By Paul R. Williams, for Le Monde, June 29, 1995

LE 25 septembre 1991, les Nations unies ont impose un embargo sur les armes dans l'ancienne Yougoslavie avec pour objectif affiche de promouvoir la paix et la securite dans les Balkans. Mais, depuis plus de trois ans et demi, l'embargo n'a pas atteint son but. Au contraire, il a permis le nettoyage ethnique, le genocide et le demantelement d'un Etat membre de l'ONU.

Reconnaissant l'injustice qu'il y a en soi a n'appliquer l'embargo qu'au belligerant le plus desavantage, et son echec previsible a promouvoir la paix et la securite desiree en Bosnie, beaucoup d'Etats se demandent aujourd'hui s'il ne serait pas plus sense de lever cet embargo et de permettre au gouvernement bosniaque d'assurer sa propre defense.
Certains Etats europeens, sous la conduite de la Grande-Bretagne et de la France, croient que creer un equilibre du pouvoir dans les Balkans par la partition de la Bosnie, avec d'une part la Croatie et de l'autre la Serbie, est le seul moyen d'arriver a la paix et a la stabilite. La levee de l'embargo saboterait leurs plans en fournissant a l'armee bosniaque, forte de 100 000 hommes, la capacite de defendre veritablement l'integrite territoriale de son pays. Ces Etats affirment que l'embargo sur les armes ayant ete vote par le Conseil de securite, toute demarche unilaterale visant a le lever se ferait en violation de la legislation internationale.

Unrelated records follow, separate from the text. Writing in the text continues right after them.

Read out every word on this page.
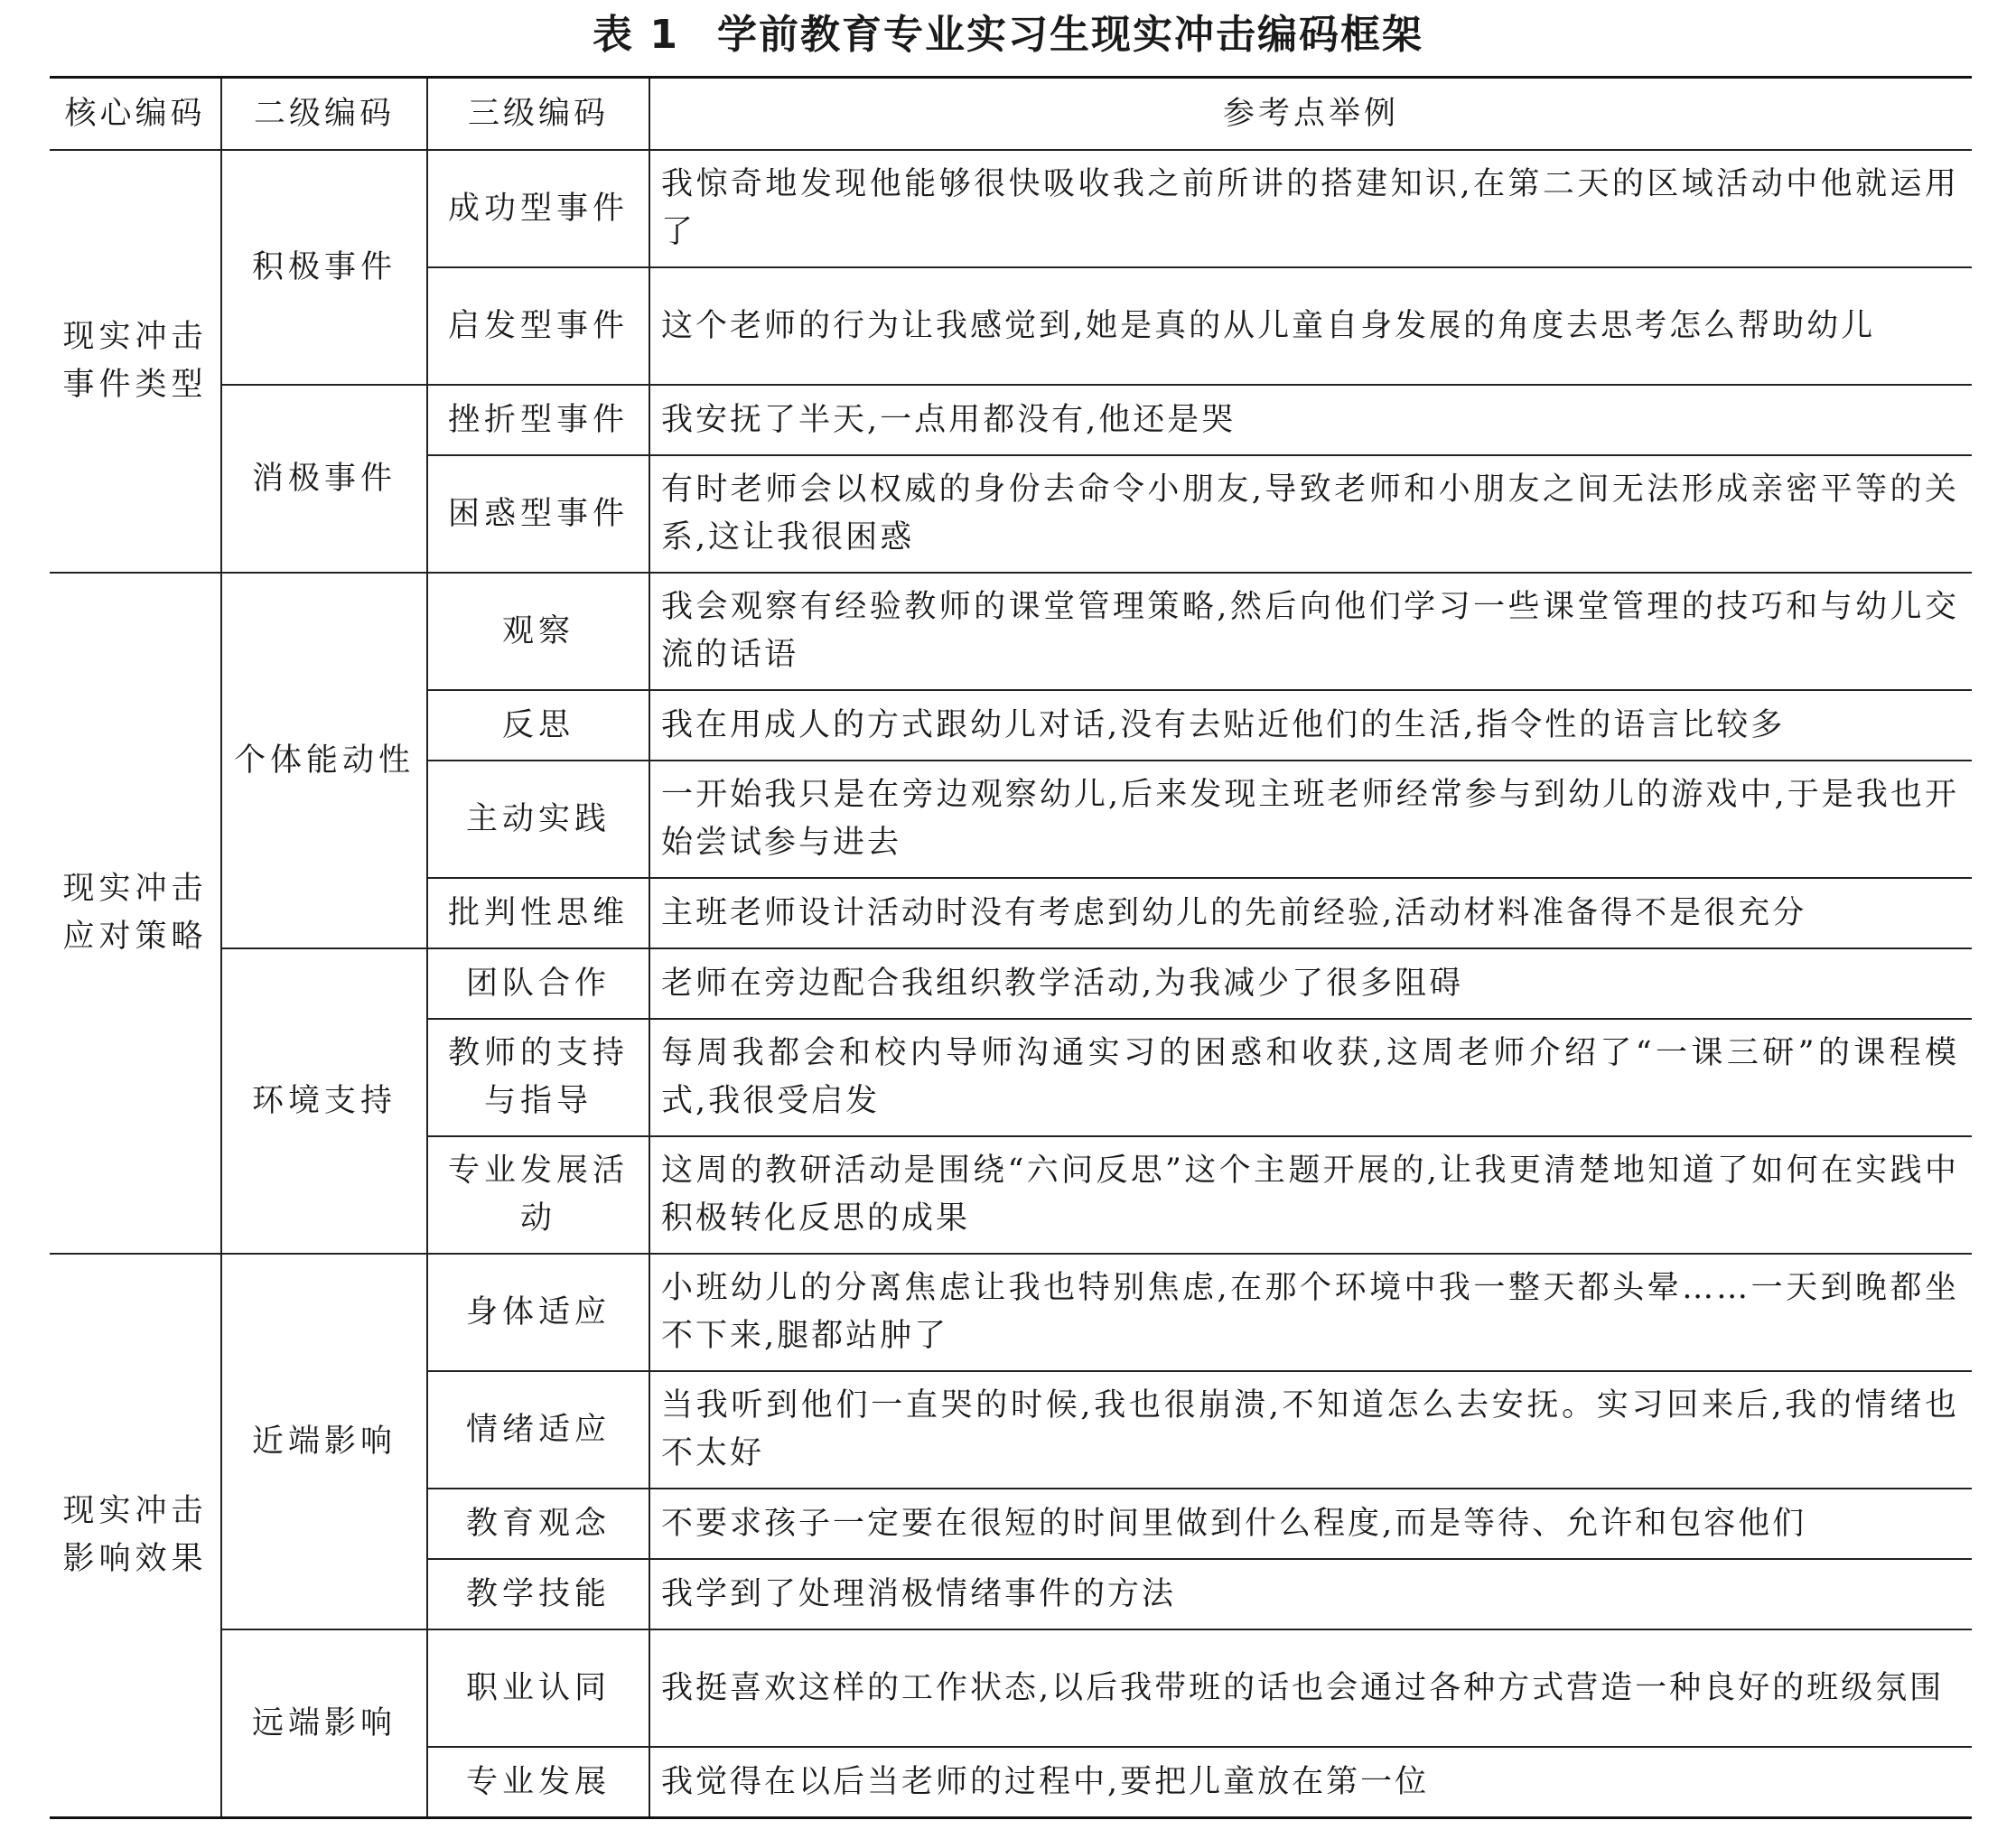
表 1 学前教育专业实习生现实冲击编码框架
核心编码	二级编码	三级编码	参考点举例
现实冲击事件类型	积极事件	成功型事件	我惊奇地发现他能够很快吸收我之前所讲的搭建知识,在第二天的区域活动中他就运用了
		启发型事件	这个老师的行为让我感觉到,她是真的从儿童自身发展的角度去思考怎么帮助幼儿
	消极事件	挫折型事件	我安抚了半天,一点用都没有,他还是哭
		困惑型事件	有时老师会以权威的身份去命令小朋友,导致老师和小朋友之间无法形成亲密平等的关系,这让我很困惑
现实冲击应对策略	个体能动性	观察	我会观察有经验教师的课堂管理策略,然后向他们学习一些课堂管理的技巧和与幼儿交流的话语
		反思	我在用成人的方式跟幼儿对话,没有去贴近他们的生活,指令性的语言比较多
		主动实践	一开始我只是在旁边观察幼儿,后来发现主班老师经常参与到幼儿的游戏中,于是我也开始尝试参与进去
		批判性思维	主班老师设计活动时没有考虑到幼儿的先前经验,活动材料准备得不是很充分
	环境支持	团队合作	老师在旁边配合我组织教学活动,为我减少了很多阻碍
		教师的支持与指导	每周我都会和校内导师沟通实习的困惑和收获,这周老师介绍了“一课三研”的课程模式,我很受启发
		专业发展活动	这周的教研活动是围绕“六问反思”这个主题开展的,让我更清楚地知道了如何在实践中积极转化反思的成果
现实冲击影响效果	近端影响	身体适应	小班幼儿的分离焦虑让我也特别焦虑,在那个环境中我一整天都头晕……一天到晚都坐不下来,腿都站肿了
		情绪适应	当我听到他们一直哭的时候,我也很崩溃,不知道怎么去安抚。实习回来后,我的情绪也不太好
		教育观念	不要求孩子一定要在很短的时间里做到什么程度,而是等待、允许和包容他们
		教学技能	我学到了处理消极情绪事件的方法
	远端影响	职业认同	我挺喜欢这样的工作状态,以后我带班的话也会通过各种方式营造一种良好的班级氛围
		专业发展	我觉得在以后当老师的过程中,要把儿童放在第一位
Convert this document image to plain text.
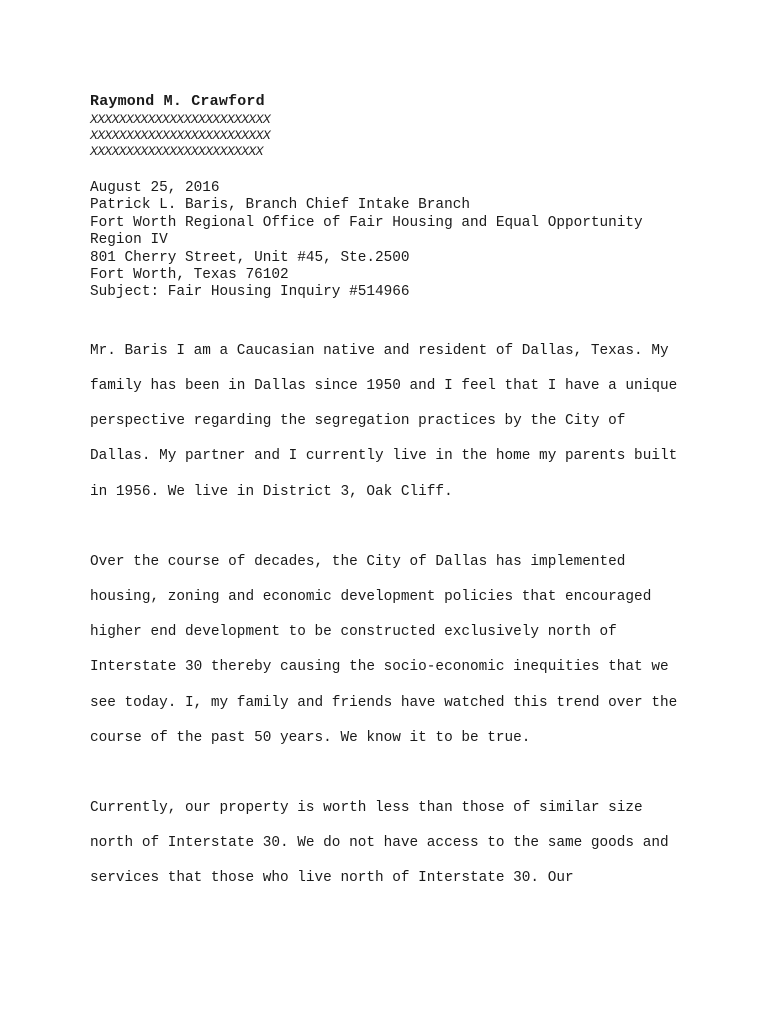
Raymond M. Crawford
XXXXXXXXXXXXXXXXXXXXXXXXX
XXXXXXXXXXXXXXXXXXXXXXXXX
XXXXXXXXXXXXXXXXXXXXXXXX
August 25, 2016
Patrick L. Baris, Branch Chief Intake Branch
Fort Worth Regional Office of Fair Housing and Equal Opportunity
Region IV
801 Cherry Street, Unit #45, Ste.2500
Fort Worth, Texas 76102
Subject: Fair Housing Inquiry #514966

Mr. Baris I am a Caucasian native and resident of Dallas, Texas. My family has been in Dallas since 1950 and I feel that I have a unique perspective regarding the segregation practices by the City of Dallas. My partner and I currently live in the home my parents built in 1956. We live in District 3, Oak Cliff.

Over the course of decades, the City of Dallas has implemented housing, zoning and economic development policies that encouraged higher end development to be constructed exclusively north of Interstate 30 thereby causing the socio-economic inequities that we see today. I, my family and friends have watched this trend over the course of the past 50 years. We know it to be true.

Currently, our property is worth less than those of similar size north of Interstate 30. We do not have access to the same goods and services that those who live north of Interstate 30. Our
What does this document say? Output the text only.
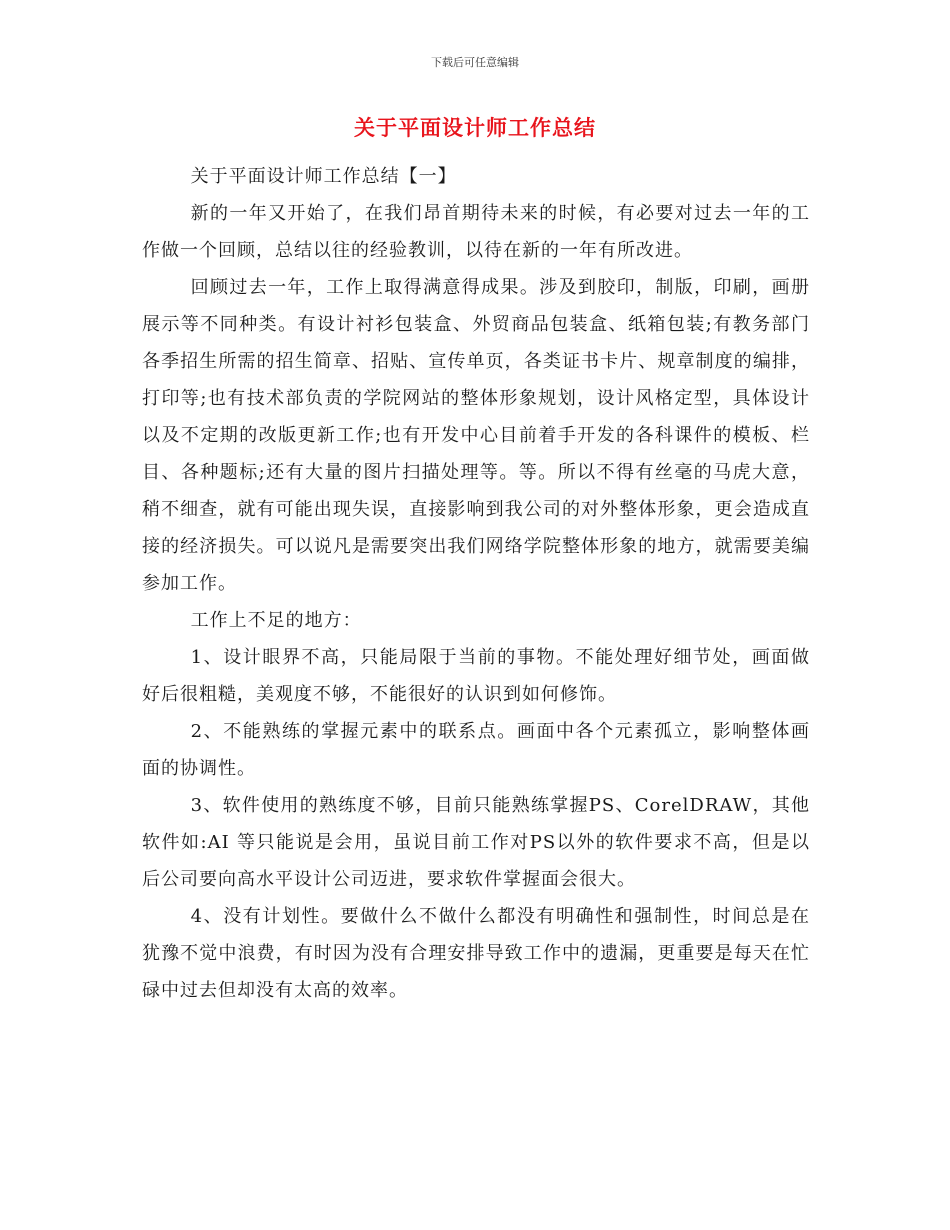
下载后可任意编辑
关于平面设计师工作总结

关于平面设计师工作总结【一】

新的一年又开始了，在我们昂首期待未来的时候，有必要对过去一年的工作做一个回顾，总结以往的经验教训，以待在新的一年有所改进。

回顾过去一年，工作上取得满意得成果。涉及到胶印，制版，印刷，画册展示等不同种类。有设计衬衫包装盒、外贸商品包装盒、纸箱包装;有教务部门各季招生所需的招生简章、招贴、宣传单页，各类证书卡片、规章制度的编排，打印等;也有技术部负责的学院网站的整体形象规划，设计风格定型，具体设计以及不定期的改版更新工作;也有开发中心目前着手开发的各科课件的模板、栏目、各种题标;还有大量的图片扫描处理等。等。所以不得有丝毫的马虎大意，稍不细查，就有可能出现失误，直接影响到我公司的对外整体形象，更会造成直接的经济损失。可以说凡是需要突出我们网络学院整体形象的地方，就需要美编参加工作。

工作上不足的地方：

1、设计眼界不高，只能局限于当前的事物。不能处理好细节处，画面做好后很粗糙，美观度不够，不能很好的认识到如何修饰。

2、不能熟练的掌握元素中的联系点。画面中各个元素孤立，影响整体画面的协调性。

3、软件使用的熟练度不够，目前只能熟练掌握PS、CorelDRAW，其他软件如:AI 等只能说是会用，虽说目前工作对PS以外的软件要求不高，但是以后公司要向高水平设计公司迈进，要求软件掌握面会很大。

4、没有计划性。要做什么不做什么都没有明确性和强制性，时间总是在犹豫不觉中浪费，有时因为没有合理安排导致工作中的遗漏，更重要是每天在忙碌中过去但却没有太高的效率。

En fait, les Etats favorables a la levee de l'embargo le sont conformement a la legislation internationale, alors que les partisans de son maintien violent certains principes les plus elementaires de la justice, ainsi que la loi.
Bien que ses resolutions soient, de maniere generale, considerees comme irrevocables selon la legislation internationale, le Conseil de securite n'est pas au-dessus des lois. D'apres la Charte des Nations unies, ces resolutions n'ont de valeur que dans la mesure ou elles sont conformes aux principes de justice et a la legislation internationale.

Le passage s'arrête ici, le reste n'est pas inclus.